Apricot-Mango Pie with Streusel Topping
- Finely grated peel of 1 lemon
- 1 1/2 Tbs. fresh lemon juice
- 2 cups walnuts (8 oz.)
- 1/2 cup packed light brown sugar
- 1/3 cup instant or regular rolled oats
- 1 tsp. ground cinnamon
- 1/4 tsp. salt
- 2 Tbs. vegetable oil
- 3 Tbs. quick-cooking tapioca
- 1 batch Dairy-Free Oil Pastry or Basic Pie Pastry
- 4 cups unpeeled pitted, sliced apricots (10 to 14 medium)
- 2 cups cubed ripe mango (2 to 3 medium)
- 1/3 cup packed light brown sugar or 1/3 to 1/2 cup honey or maple syrup, to taste
On sheet of lightly floured wax paper, roll out pastry into 12 1/2-inch circle. Line 9-inch deep-dish pie pan with it, sculpting edge into stand-up ridge. Cover loosely with plastic wrap and refrigerate 30 minutes.
Preheat oven to 400°F. Place baking sheet on center rack of oven.
In large bowl, combine apricots, mango, brown sugar, tapioca, lemon peel and lemon juice. Mix well.
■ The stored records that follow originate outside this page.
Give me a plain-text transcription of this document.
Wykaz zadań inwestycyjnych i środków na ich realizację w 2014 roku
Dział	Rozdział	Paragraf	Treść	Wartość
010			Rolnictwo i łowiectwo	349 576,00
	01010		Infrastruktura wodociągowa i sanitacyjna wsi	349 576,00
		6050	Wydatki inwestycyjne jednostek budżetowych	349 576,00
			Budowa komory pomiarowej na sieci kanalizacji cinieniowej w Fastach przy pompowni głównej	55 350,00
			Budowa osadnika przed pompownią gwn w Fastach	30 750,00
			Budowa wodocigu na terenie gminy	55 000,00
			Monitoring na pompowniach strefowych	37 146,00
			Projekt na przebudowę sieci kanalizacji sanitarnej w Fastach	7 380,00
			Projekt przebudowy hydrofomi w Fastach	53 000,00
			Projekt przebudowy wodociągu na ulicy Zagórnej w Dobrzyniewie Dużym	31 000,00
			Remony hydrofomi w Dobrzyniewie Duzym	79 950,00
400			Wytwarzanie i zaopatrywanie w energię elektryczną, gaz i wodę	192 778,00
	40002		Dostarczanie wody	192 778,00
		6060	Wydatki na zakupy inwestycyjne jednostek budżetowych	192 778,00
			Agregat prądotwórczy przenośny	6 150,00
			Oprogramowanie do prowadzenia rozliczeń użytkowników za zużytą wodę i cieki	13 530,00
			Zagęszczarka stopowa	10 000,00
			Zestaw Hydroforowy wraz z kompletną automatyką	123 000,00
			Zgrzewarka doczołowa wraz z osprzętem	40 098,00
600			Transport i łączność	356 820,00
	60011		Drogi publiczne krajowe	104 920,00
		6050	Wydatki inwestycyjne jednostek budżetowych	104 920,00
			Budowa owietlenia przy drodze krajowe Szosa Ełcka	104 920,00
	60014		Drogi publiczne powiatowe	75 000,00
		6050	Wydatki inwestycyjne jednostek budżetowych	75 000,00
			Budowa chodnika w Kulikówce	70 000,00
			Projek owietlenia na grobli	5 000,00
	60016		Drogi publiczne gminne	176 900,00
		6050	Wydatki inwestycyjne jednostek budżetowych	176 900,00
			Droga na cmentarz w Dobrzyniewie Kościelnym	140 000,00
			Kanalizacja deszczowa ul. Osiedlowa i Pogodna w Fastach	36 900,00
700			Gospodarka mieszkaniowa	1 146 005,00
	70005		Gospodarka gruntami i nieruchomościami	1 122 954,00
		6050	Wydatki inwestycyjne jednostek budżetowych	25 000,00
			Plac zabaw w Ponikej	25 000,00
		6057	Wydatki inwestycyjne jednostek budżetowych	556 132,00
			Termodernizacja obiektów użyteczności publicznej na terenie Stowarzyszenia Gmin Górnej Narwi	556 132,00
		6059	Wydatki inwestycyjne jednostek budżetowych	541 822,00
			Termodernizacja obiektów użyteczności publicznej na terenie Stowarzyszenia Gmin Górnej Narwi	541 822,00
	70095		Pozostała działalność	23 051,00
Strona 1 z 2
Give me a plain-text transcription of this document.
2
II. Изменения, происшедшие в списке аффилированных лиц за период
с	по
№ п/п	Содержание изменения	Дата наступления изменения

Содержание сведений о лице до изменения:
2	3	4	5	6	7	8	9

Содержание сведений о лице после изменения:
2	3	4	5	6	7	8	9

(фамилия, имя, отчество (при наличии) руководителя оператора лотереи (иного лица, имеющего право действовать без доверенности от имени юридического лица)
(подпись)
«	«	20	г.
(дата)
Spoon fruit filling into chilled crust and smooth top. Place pie on baking sheet and bake 30 minutes.
Meanwhile, make streusel: In food processor, combine walnuts, brown sugar, oats, cinnamon and salt; pulse 3 or 4 times until coarse crumbs form. With machine running, add oil in thin stream and process just long enough to make a crumbly, damp mixture. Don’t overprocess or it will compact and become too oily. Transfer to bowl and set aside.
Remove pie from oven and evenly spoon streusel over fruit. Press down lightly to compact. Reduce temperature to 375°F and bake until juices bubble, 30 to 40 minutes. If topping gets too dark, cover loosely with foil. Transfer to wire rack and cool. Pie will slice best if you wait until it is barely warm.